C'est les cris qui m'avaient réveillé, ça devait être la fin de l'après-midi.
Des cris de rage, des cris de voyous, des cris qui annonçaient la bagarre.
J'aime pas les cris.
J'ai sorti le nez du carton, prudemment. Surtout ne pas se retrouver mêlé à
une rixe, c'est le meilleur moyen de se prendre un mauvais coup. Les
jeunes par ici, ils sont méchants, ils aiment le sang. Il ne leur faut pas
grand-chose. Un mot, un regard, des fois rien du tout et ils frappent. Ils ont
des couteaux. Ils sont méchants. Les gens comme nous, ils ne les voient
même pas, c'est pas plus mal. Mais des fois, quand ils ne savent vraiment
pas quoi faire, ou qu'ils sont bourrés, ou défoncés, ils en prennent un au
hasard, ils se mettent à toute la bande pour le tabasser. Comme ça, pour
rien, pour le plaisir. Le vieux Felipe, ils lui ont pété la mâchoire d'un coup
de poing. La mâchoire et deux côtes. Il est mort, il ne pouvait plus manger.

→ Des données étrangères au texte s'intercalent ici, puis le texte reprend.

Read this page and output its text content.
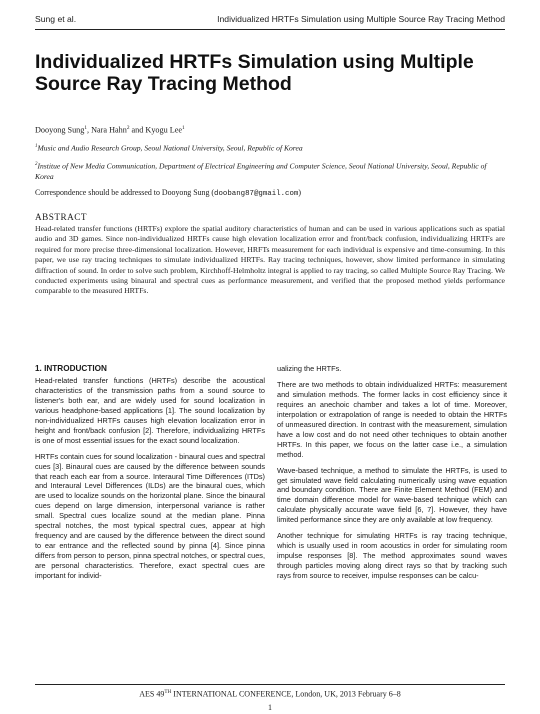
Sung et al.	Individualized HRTFs Simulation using Multiple Source Ray Tracing Method
Individualized HRTFs Simulation using Multiple Source Ray Tracing Method
Dooyong Sung$^1$, Nara Hahn$^2$ and Kyogu Lee$^1$
$^1$Music and Audio Research Group, Seoul National University, Seoul, Republic of Korea
$^2$Institue of New Media Communication, Department of Electrical Engineering and Computer Science, Seoul National University, Seoul, Republic of Korea
Correspondence should be addressed to Dooyong Sung (doobang87@gmail.com)
ABSTRACT
Head-related transfer functions (HRTFs) explore the spatial auditory characteristics of human and can be used in various applications such as spatial audio and 3D games. Since non-individualized HRTFs cause high elevation localization error and front/back confusion, individualizing HRTFs are required for more precise three-dimensional localization. However, HRFTs measurement for each individual is expensive and time-consuming. In this paper, we use ray tracing techniques to simulate individualized HRTFs. Ray tracing techniques, however, show limited performance in simulating diffraction of sound. In order to solve such problem, Kirchhoff-Helmholtz integral is applied to ray tracing, so called Multiple Source Ray Tracing. We conducted experiments using binaural and spectral cues as performance measurement, and verified that the proposed method yields performance comparable to the measured HRTFs.
1. INTRODUCTION

Head-related transfer functions (HRTFs) describe the acoustical characteristics of the transmission paths from a sound source to listener's both ear, and are widely used for sound localization in various headphone-based applications [1]. The sound localization by non-individualized HRTFs causes high elevation localization error in height and front/back confusion [2]. Therefore, individualizing HRTFs is one of most essential issues for the exact sound localization.

HRTFs contain cues for sound localization - binaural cues and spectral cues [3]. Binaural cues are caused by the difference between sounds that reach each ear from a source. Interaural Time Differences (ITDs) and Interaural Level Differences (ILDs) are the binaural cues, which are used to localize sounds on the horizontal plane. Since the binaural cues depend on large dimension, interpersonal variance is rather small. Spectral cues localize sound at the median plane. Pinna spectral notches, the most typical spectral cues, appear at high frequency and are caused by the difference between the direct sound to ear entrance and the reflected sound by pinna [4]. Since pinna differs from person to person, pinna spectral notches, or spectral cues, are personal characteristics. Therefore, exact spectral cues are important for individ-

ualizing the HRTFs.

There are two methods to obtain individualized HRTFs: measurement and simulation methods. The former lacks in cost efficiency since it requires an anechoic chamber and takes a lot of time. Moreover, interpolation or extrapolation of range is needed to obtain the HRTFs of unmeasured direction. In contrast with the measurement, simulation have a low cost and do not need other techniques to obtain another HRTFs. In this paper, we focus on the latter case i.e., a simulation method.

Wave-based technique, a method to simulate the HRTFs, is used to get simulated wave field calculating numerically using wave equation and boundary condition. There are Finite Element Method (FEM) and time domain difference model for wave-based technique which can calculate physically accurate wave field [6, 7]. However, they have limited performance since they are only available at low frequency.

Another technique for simulating HRTFs is ray tracing technique, which is usually used in room acoustics in order for simulating room impulse responses [8]. The method approximates sound waves through particles moving along direct rays so that by tracking such rays from source to receiver, impulse responses can be calcu-

AES 49TH INTERNATIONAL CONFERENCE, London, UK, 2013 February 6–8
1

Quand les jeunes traînent, les clodos font ce qu'ils peuvent pour se faire
oublier.
Ceux-là, qui criaient dans la rue, je les connaissais. C'était la bande à Easy.
Il s'appelle Isidore, en fait, mais tout le monde dit Easy. C'est plus à la
mode. C'était un bon petit, dans le temps, mais la rue en a fait un vrai
malfaisant. Il est costaud, sec et nerveux. Il a des cheveux très noirs, très
longs, qu'il porte en queue de cheval. Ça étire son visage, ça met en relief
ses pommettes saillantes, ses yeux effilés.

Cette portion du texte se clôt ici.